Assim, para que a discussão não se esgote em protestos humanistas (que podem ser tão legítimos quanto são, freqüentemente, inócuos como argumentos, tão logo se saia do círculo dos que estão dispostos a formulá-los), creio que é preciso delimitar claramente os termos em pauta.

Nesse sentido, a primeira distinção a fazer é quanto ao que se entende por ensino de literatura, pois antes de saber se é preciso manter ou eliminar esta ou aquela rubrica ou sub-rubrica, parece-me importante compreender o que tem sido o ensino da literatura na maior parte dos cursos de Letras e na maioria das escolas de ensino médio.

Uma rápida visita aos programas de cursos universitários das mais prestigiosas universidades do país, complementada pelo exame dos livros didáticos de maior sucesso no mercado permite constatar que ensinar literatura significa usualmente ensinar 'história literária'. E a história literária, tal como tem sido ensinada nas escolas, raramente gera outra coisa além de habilidade classificatória.

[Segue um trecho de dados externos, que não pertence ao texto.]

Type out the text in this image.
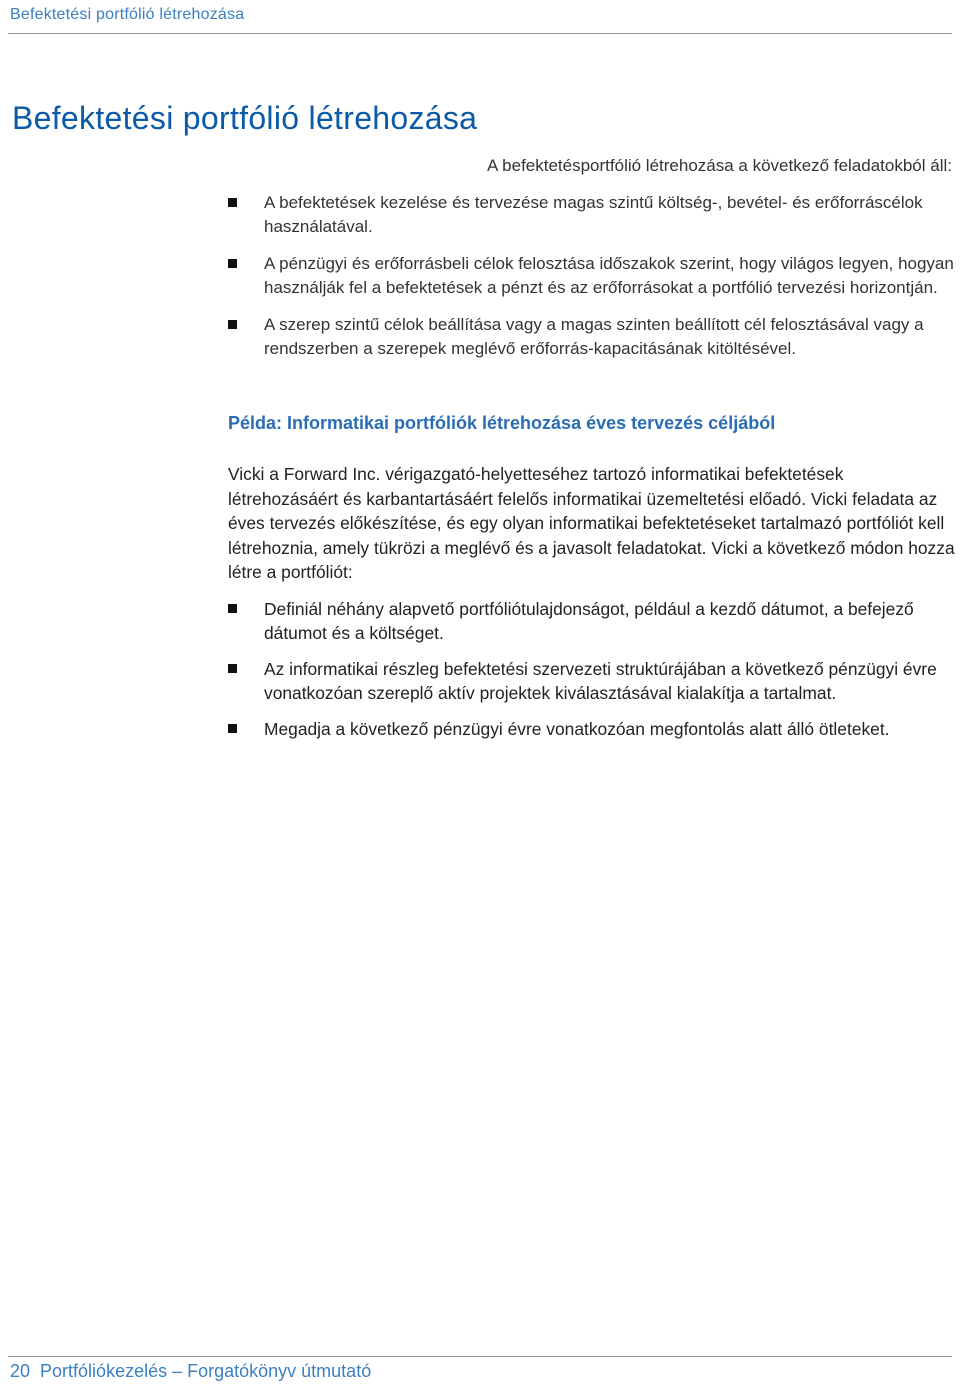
Befektetési portfólió létrehozása
Befektetési portfólió létrehozása
A befektetésportfólió létrehozása a következő feladatokból áll:
A befektetések kezelése és tervezése magas szintű költség-, bevétel- és erőforráscélok használatával.
A pénzügyi és erőforrásbeli célok felosztása időszakok szerint, hogy világos legyen, hogyan használják fel a befektetések a pénzt és az erőforrásokat a portfólió tervezési horizontján.
A szerep szintű célok beállítása vagy a magas szinten beállított cél felosztásával vagy a rendszerben a szerepek meglévő erőforrás-kapacitásának kitöltésével.
Példa: Informatikai portfóliók létrehozása éves tervezés céljából

Vicki a Forward Inc. vérigazgató-helyetteséhez tartozó informatikai befektetések létrehozásáért és karbantartásáért felelős informatikai üzemeltetési előadó. Vicki feladata az éves tervezés előkészítése, és egy olyan informatikai befektetéseket tartalmazó portfóliót kell létrehoznia, amely tükrözi a meglévő és a javasolt feladatokat. Vicki a következő módon hozza létre a portfóliót:

Definiál néhány alapvető portfóliótulajdonságot, például a kezdő dátumot, a befejező dátumot és a költséget.
Az informatikai részleg befektetési szervezeti struktúrájában a következő pénzügyi évre vonatkozóan szereplő aktív projektek kiválasztásával kialakítja a tartalmat.
Megadja a következő pénzügyi évre vonatkozóan megfontolás alatt álló ötleteket.
20 Portfóliókezelés – Forgatókönyv útmutató
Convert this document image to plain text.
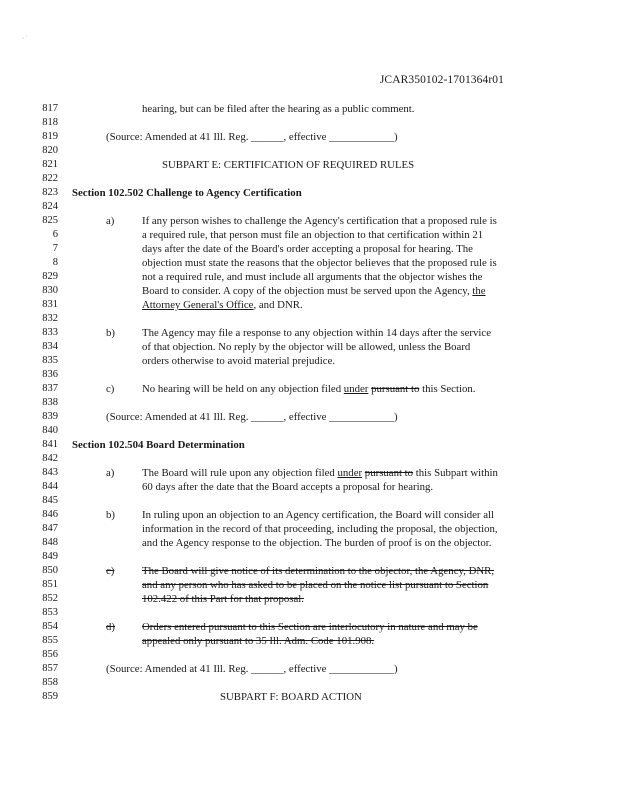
‚ ·
JCAR350102-1701364r01
817
818
819
820
821
822
823
824
825
6
7
8
829
830
831
832
833
834
835
836
837
838
839
840
841
842
843
844
845
846
847
848
849
850
851
852
853
854
855
856
857
858
859
hearing, but can be filed after the hearing as a public comment.
(Source: Amended at 41 Ill. Reg. ______, effective ____________)
SUBPART E: CERTIFICATION OF REQUIRED RULES
Section 102.502 Challenge to Agency Certification
a)	If any person wishes to challenge the Agency's certification that a proposed rule is
a required rule, that person must file an objection to that certification within 21
days after the date of the Board's order accepting a proposal for hearing. The
objection must state the reasons that the objector believes that the proposed rule is
not a required rule, and must include all arguments that the objector wishes the
Board to consider. A copy of the objection must be served upon the Agency, the
Attorney General's Office, and DNR.
b)	The Agency may file a response to any objection within 14 days after the service
of that objection. No reply by the objector will be allowed, unless the Board
orders otherwise to avoid material prejudice.
c)	No hearing will be held on any objection filed under pursuant to this Section.
(Source: Amended at 41 Ill. Reg. ______, effective ____________)
Section 102.504 Board Determination
a)	The Board will rule upon any objection filed under pursuant to this Subpart within
60 days after the date that the Board accepts a proposal for hearing.
b)	In ruling upon an objection to an Agency certification, the Board will consider all
information in the record of that proceeding, including the proposal, the objection,
and the Agency response to the objection. The burden of proof is on the objector.
c)	The Board will give notice of its determination to the objector, the Agency, DNR,
and any person who has asked to be placed on the notice list pursuant to Section
102.422 of this Part for that proposal.
d)	Orders entered pursuant to this Section are interlocutory in nature and may be
appealed only pursuant to 35 Ill. Adm. Code 101.908.
(Source: Amended at 41 Ill. Reg. ______, effective ____________)
SUBPART F: BOARD ACTION
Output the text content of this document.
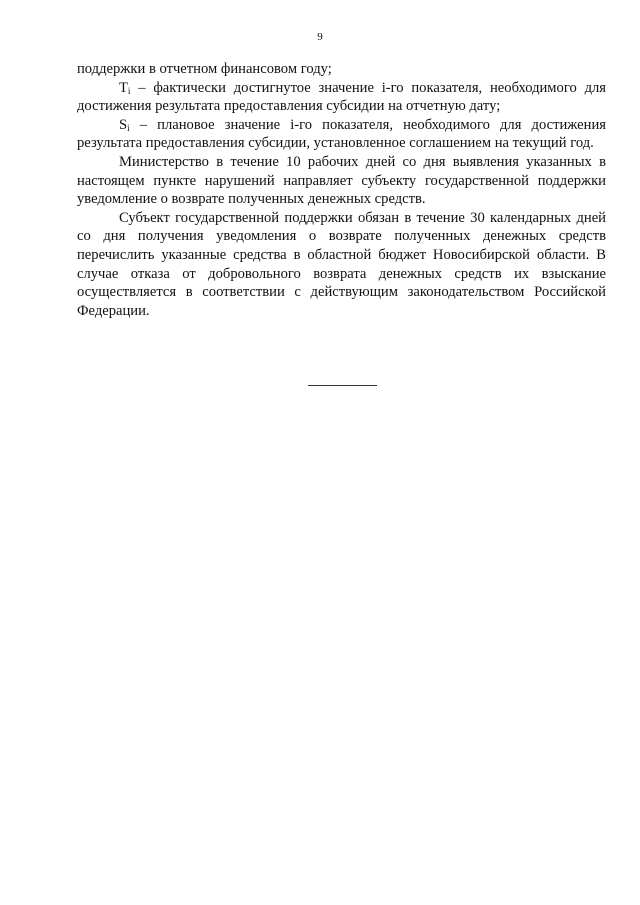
9

поддержки в отчетном финансовом году;

$T_i$ – фактически достигнутое значение i-го показателя, необходимого для достижения результата предоставления субсидии на отчетную дату;

$S_i$ – плановое значение i-го показателя, необходимого для достижения результата предоставления субсидии, установленное соглашением на текущий год.

Министерство в течение 10 рабочих дней со дня выявления указанных в настоящем пункте нарушений направляет субъекту государственной поддержки уведомление о возврате полученных денежных средств.

Субъект государственной поддержки обязан в течение 30 календарных дней со дня получения уведомления о возврате полученных денежных средств перечислить указанные средства в областной бюджет Новосибирской области. В случае отказа от добровольного возврата денежных средств их взыскание осуществляется в соответствии с действующим законодательством Российской Федерации.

Numa escola de bom nível, eis as etapas típicas de desenvolvimento de cada bloco de programa:

 

1.      Num primeiro momento, apresenta-se ao aluno um conjunto de traços literários, de procedimentos técnicos ou de temas, reunidos sob uma rubrica como Arcadismo, Romantismo ou Realismo. O objetivo parece ser, num segundo passo, fazer com que, dado um texto X, o aluno seja capaz de descobrir o "estilo de época" Y a que aquele texto pertence. 

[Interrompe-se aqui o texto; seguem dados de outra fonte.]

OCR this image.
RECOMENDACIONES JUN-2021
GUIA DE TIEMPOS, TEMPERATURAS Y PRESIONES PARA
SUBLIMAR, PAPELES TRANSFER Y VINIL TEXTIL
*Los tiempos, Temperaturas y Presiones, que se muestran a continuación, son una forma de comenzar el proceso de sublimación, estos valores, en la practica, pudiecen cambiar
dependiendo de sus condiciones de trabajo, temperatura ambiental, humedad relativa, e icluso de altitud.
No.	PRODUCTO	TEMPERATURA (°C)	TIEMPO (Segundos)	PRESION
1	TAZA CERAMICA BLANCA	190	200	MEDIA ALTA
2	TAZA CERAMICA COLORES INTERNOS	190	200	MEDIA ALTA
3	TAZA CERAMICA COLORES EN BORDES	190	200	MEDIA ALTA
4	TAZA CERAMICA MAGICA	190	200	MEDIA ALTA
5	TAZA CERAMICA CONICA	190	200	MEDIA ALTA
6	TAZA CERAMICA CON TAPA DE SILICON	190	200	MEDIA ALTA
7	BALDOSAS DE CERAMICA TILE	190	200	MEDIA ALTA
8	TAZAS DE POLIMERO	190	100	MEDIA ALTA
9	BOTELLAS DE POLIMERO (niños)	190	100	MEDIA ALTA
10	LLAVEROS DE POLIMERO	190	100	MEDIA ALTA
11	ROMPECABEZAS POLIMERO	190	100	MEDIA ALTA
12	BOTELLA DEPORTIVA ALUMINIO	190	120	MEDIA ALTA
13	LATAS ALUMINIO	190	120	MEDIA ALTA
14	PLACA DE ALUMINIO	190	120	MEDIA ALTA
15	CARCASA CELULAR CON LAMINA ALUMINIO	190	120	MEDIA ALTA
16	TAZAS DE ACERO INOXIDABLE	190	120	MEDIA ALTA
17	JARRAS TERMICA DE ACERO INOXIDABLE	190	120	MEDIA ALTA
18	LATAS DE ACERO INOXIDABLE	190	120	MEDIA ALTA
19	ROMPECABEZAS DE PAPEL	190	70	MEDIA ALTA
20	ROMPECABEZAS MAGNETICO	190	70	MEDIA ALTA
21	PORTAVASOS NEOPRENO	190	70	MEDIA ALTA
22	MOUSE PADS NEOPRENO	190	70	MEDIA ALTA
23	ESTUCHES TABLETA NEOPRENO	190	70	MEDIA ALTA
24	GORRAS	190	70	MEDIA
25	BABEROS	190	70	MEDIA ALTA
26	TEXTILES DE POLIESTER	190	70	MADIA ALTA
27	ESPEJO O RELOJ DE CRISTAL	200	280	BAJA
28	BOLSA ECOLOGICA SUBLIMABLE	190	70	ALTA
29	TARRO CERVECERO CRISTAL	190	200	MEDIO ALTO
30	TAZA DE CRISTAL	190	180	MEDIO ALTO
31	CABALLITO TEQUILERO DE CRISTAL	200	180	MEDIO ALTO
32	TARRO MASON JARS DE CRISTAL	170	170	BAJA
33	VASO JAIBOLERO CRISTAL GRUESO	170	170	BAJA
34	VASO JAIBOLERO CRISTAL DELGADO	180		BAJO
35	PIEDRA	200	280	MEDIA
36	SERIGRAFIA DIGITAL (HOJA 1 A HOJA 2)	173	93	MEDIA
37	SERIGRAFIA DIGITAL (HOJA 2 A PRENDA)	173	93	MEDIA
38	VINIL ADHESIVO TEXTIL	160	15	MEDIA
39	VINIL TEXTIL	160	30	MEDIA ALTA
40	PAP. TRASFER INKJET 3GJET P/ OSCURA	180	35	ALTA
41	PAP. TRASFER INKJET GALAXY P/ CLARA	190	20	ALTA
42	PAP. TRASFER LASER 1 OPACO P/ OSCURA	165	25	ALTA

2.     A seguir, identificados esses traços, passa-se a apresentar um conjunto de textos em que eles se encontram em evidência (nesse ponto, o organizador do livro ou apostila já tomou todos os cuidados para afastar textos e questões que não se enquadram bem no modelo...). O objetivo desta etapa parece ser colocar a observação de um número razoável de textos a serviço da confirmação da pertinência e importância dos traços com que se definiu o "movimento" ou "escola". 

3.     Por fim, o normal é explicar as 'escolas', entendidas como um conjunto de procedimentos e temas e textos, por meio de um "panorama de época", em que eles são postos em função de uma esquemática e superficial descrição da vida política e econômica do período. 

 

Assim entendido, o ensino da literatura é parte do ensino da história. É história dos estilos de época, com atenção para os condicionantes sociais dos temas e das formas. Ensinar literatura, dessa maneira, é ensinar uma parte considerada importante da história do país.

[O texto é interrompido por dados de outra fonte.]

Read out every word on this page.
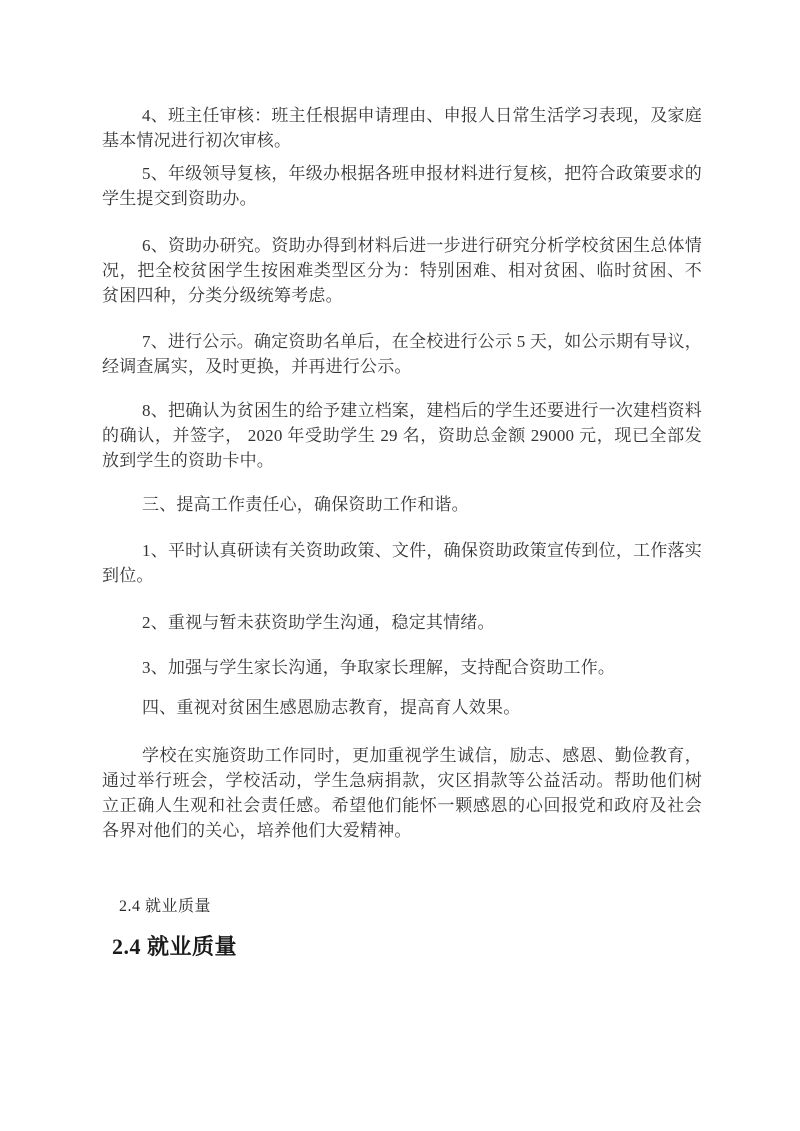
4、班主任审核：班主任根据申请理由、申报人日常生活学习表现，及家庭基本情况进行初次审核。

5、年级领导复核，年级办根据各班申报材料进行复核，把符合政策要求的学生提交到资助办。

6、资助办研究。资助办得到材料后进一步进行研究分析学校贫困生总体情况，把全校贫困学生按困难类型区分为：特别困难、相对贫困、临时贫困、不贫困四种，分类分级统筹考虑。

7、进行公示。确定资助名单后，在全校进行公示 5 天，如公示期有导议，经调查属实，及时更换，并再进行公示。

8、把确认为贫困生的给予建立档案，建档后的学生还要进行一次建档资料的确认，并签字， 2020 年受助学生 29 名，资助总金额 29000 元，现已全部发放到学生的资助卡中。

三、提高工作责任心，确保资助工作和谐。

1、平时认真研读有关资助政策、文件，确保资助政策宣传到位，工作落实到位。

2、重视与暂未获资助学生沟通，稳定其情绪。

3、加强与学生家长沟通，争取家长理解，支持配合资助工作。

四、重视对贫困生感恩励志教育，提高育人效果。

学校在实施资助工作同时，更加重视学生诚信，励志、感恩、勤俭教育，通过举行班会，学校活动，学生急病捐款，灾区捐款等公益活动。帮助他们树立正确人生观和社会责任感。希望他们能怀一颗感恩的心回报党和政府及社会各界对他们的关心，培养他们大爱精神。

2.4 就业质量

2.4 就业质量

Mas será mesmo assim? E se for, por que ensinar a história literária e não a história do país e, dentro dela, incluir não só a literatura, mas também as outras artes? Haveria algum conhecimento específico que se perderia se a literatura fosse absorvida pela história, dentro dos currículos escolares?

Apresentemos alguns exemplos concretos: há algo que um aluno de ensino médio aprenda melhor estudando a história da literatura romântica brasileira do que estudando a história do período? É indispensável, para algum tipo de conhecimento útil ao cidadão, a leitura de obras como A Moreninha, Iracema, O Guarani, Inocência? O que se aprende lendo essas obras? Treina-se o gosto? Desenvolve-se a sensibilidade, ou as habilidades lingüísticas?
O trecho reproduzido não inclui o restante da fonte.